= Arnaud Blin =

French-American historian and political scientist

Arnaud Blin is a French-American historian and political scientist. He has focused mainly on international relations and the history of war and peace, including the history of terrorism. He has published almost exclusively in French. His History of Terrorism (with G. Chaliand) was originally published in France and translated into English by the University of California Press.

Arnaud Blin blends historical analysis with current events and includes analysis of the Peace of Westphalia and the Westphalian system. He has written on the Battle of Jena and philosophical ideas such as the Hegelian idea of the end of history, or the Kantian theory of perpetual peace as applied to US Foreign policy through the doctrine of democratic peace.
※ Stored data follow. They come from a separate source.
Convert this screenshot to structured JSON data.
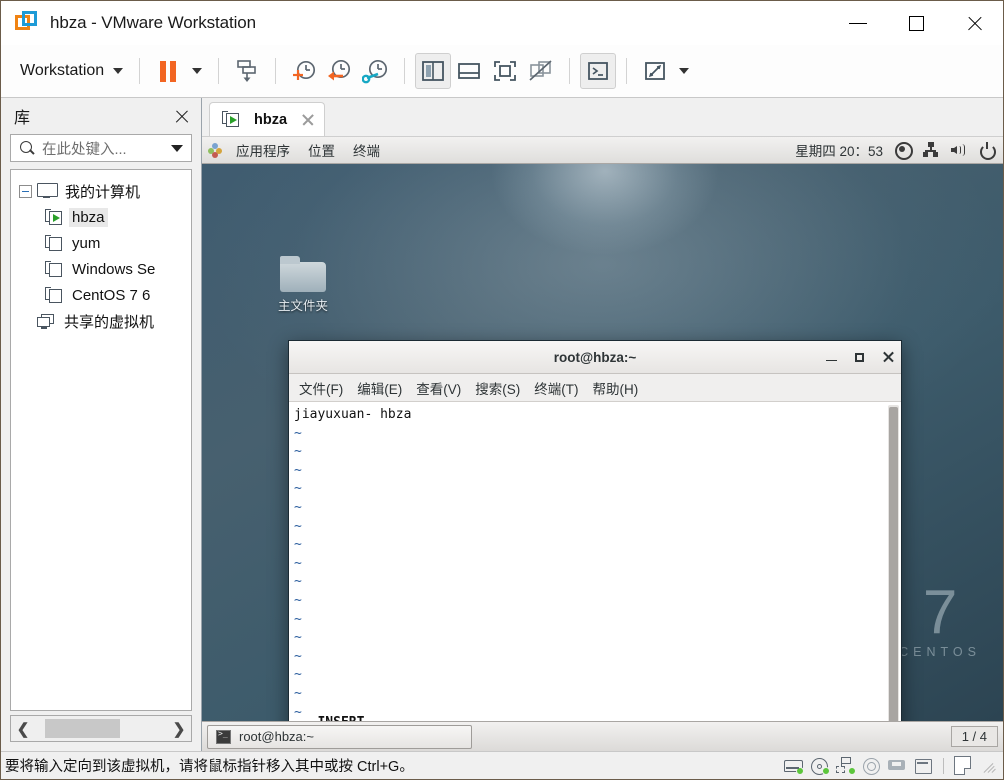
{
  "window": {
    "title": "hbza - VMware Workstation",
    "logo_icon": "vmware-logo-icon",
    "minimize_label": "minimize",
    "maximize_label": "maximize",
    "close_label": "close"
  },
  "toolbar": {
    "menu_label": "Workstation",
    "buttons": [
      {
        "name": "suspend-button",
        "icon": "pause-icon",
        "active": false
      },
      {
        "name": "power-dropdown",
        "icon": "chevron-down-icon",
        "active": false
      },
      {
        "name": "manage-button",
        "icon": "transfer-vm-icon",
        "active": false
      },
      {
        "name": "take-snapshot-button",
        "icon": "clock-plus-icon",
        "active": false
      },
      {
        "name": "revert-snapshot-button",
        "icon": "clock-back-icon",
        "active": false
      },
      {
        "name": "snapshot-manager-button",
        "icon": "clock-wrench-icon",
        "active": false
      },
      {
        "name": "show-library-button",
        "icon": "sidebar-panel-icon",
        "active": true
      },
      {
        "name": "show-thumbnail-bar-button",
        "icon": "bottom-panel-icon",
        "active": false
      },
      {
        "name": "fullscreen-button",
        "icon": "fullscreen-icon",
        "active": false
      },
      {
        "name": "unity-mode-button",
        "icon": "unity-disabled-icon",
        "active": false
      },
      {
        "name": "console-view-button",
        "icon": "terminal-prompt-icon",
        "active": true
      },
      {
        "name": "stretch-view-button",
        "icon": "expand-arrows-icon",
        "active": false
      },
      {
        "name": "view-dropdown",
        "icon": "chevron-down-icon",
        "active": false
      }
    ]
  },
  "sidebar": {
    "title": "库",
    "close_icon": "close-icon",
    "search": {
      "placeholder": "在此处键入...",
      "value": "",
      "icon": "search-icon",
      "dropdown_icon": "chevron-down-icon"
    },
    "tree": [
      {
        "label": "我的计算机",
        "icon": "monitor-icon",
        "level": 0,
        "expanded": true,
        "selected": false
      },
      {
        "label": "hbza",
        "icon": "vm-running-icon",
        "level": 1,
        "expanded": false,
        "selected": true
      },
      {
        "label": "yum",
        "icon": "vm-icon",
        "level": 1,
        "expanded": false,
        "selected": false
      },
      {
        "label": "Windows Se",
        "icon": "vm-icon",
        "level": 1,
        "expanded": false,
        "selected": false
      },
      {
        "label": "CentOS 7 6",
        "icon": "vm-icon",
        "level": 1,
        "expanded": false,
        "selected": false
      },
      {
        "label": "共享的虚拟机",
        "icon": "shared-vms-icon",
        "level": 0,
        "expanded": false,
        "selected": false
      }
    ],
    "scroll_left_icon": "chevron-left-icon",
    "scroll_right_icon": "chevron-right-icon"
  },
  "vm_tab": {
    "label": "hbza",
    "icon": "vm-running-icon",
    "close_icon": "close-icon"
  },
  "guest": {
    "panel": {
      "apps_icon": "gnome-applications-icon",
      "menus": [
        "应用程序",
        "位置",
        "终端"
      ],
      "clock": "星期四 20：53",
      "tray_icons": [
        "record-icon",
        "network-icon",
        "volume-icon",
        "power-icon"
      ]
    },
    "desktop": {
      "icon_label": "主文件夹",
      "icon_name": "home-folder-icon",
      "watermark_number": "7",
      "watermark_word": "CENTOS"
    },
    "terminal": {
      "title": "root@hbza:~",
      "menus": [
        "文件(F)",
        "编辑(E)",
        "查看(V)",
        "搜索(S)",
        "终端(T)",
        "帮助(H)"
      ],
      "minimize_icon": "minimize-icon",
      "maximize_icon": "maximize-icon",
      "close_icon": "close-icon",
      "first_line": "jiayuxuan- hbza",
      "tilde": "~",
      "tilde_rows": 16,
      "status_line": "-- INSERT --"
    },
    "taskbar": {
      "window_label": "root@hbza:~",
      "window_icon": "terminal-icon",
      "workspace_indicator": "1 / 4"
    }
  },
  "statusbar": {
    "message": "要将输入定向到该虚拟机，请将鼠标指针移入其中或按 Ctrl+G。",
    "devices": [
      {
        "name": "hard-disk-device-icon",
        "active": true
      },
      {
        "name": "cd-dvd-device-icon",
        "active": true
      },
      {
        "name": "network-adapter-device-icon",
        "active": true
      },
      {
        "name": "sound-card-device-icon",
        "active": false
      },
      {
        "name": "usb-device-icon",
        "active": false
      },
      {
        "name": "printer-device-icon",
        "active": false
      }
    ],
    "message_icon": "message-log-icon",
    "resize_grip": "resize-grip-icon"
  },
  "colors": {
    "accent_orange": "#f26522",
    "accent_blue": "#1e9bd7",
    "vm_running_green": "#2aa02a",
    "led_green": "#5cc63c"
  }
}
He has worked for several research institutions, including the Institut Diplomacie et Défense, the French Institute for Strategic Analysis and the Ecole de la paix de Grenoble. Since 2008, he has been coordinator, with Gustavo Marín, of the Forum for a new World Governance.

Blin has degrees from Harvard University, Georgetown University and Tufts University.

== Publications ==

===In French===
- Comment Roosevelt fit entrer les Etats-Unis dans la guerre, André Versaille, février 2011 (ISBN 978-2-87495-129-9)
- Tamerlan, Perrin, April 2007 (ISBN 9782262022341)
- 11 septembre, la terreur démasquée, Cavalier Bleu, août 2006 (ISBN 2846701482)
- Collectif, 100 propositions du Forum Social Mondial, Charles Léopold Mayer Publishing, 2006 (ISBN 2-84377-114-5)
- Histoire du terrorisme, Bayard Culture, March 2006 (ISBN 2227475897)
- Le terrorisme, Cavalier Bleu, coll. Idées reçues, numéro 108, 128 p. (ISBN 2846701237)
- Le désarroi de la puissance, Les Etats-Unis vers la guerre permanente ?, Lignes De Repères, October 2004 (ISBN 291575201X)
- 1648, La paix en Westphalie, ou la naissance de l'Europe politique moderne, Complexe, coll. « Questions à L'histoire », 2006, 240 p. (ISBN 2804800881)

===In English===
- The History of Terrorism: From Antiquity to Al Qaeda, University of California Press, 2007
- War and Religion: Europe and the Mediterranean from the First through the Twenty-First Centuries, University of California Press, 2019.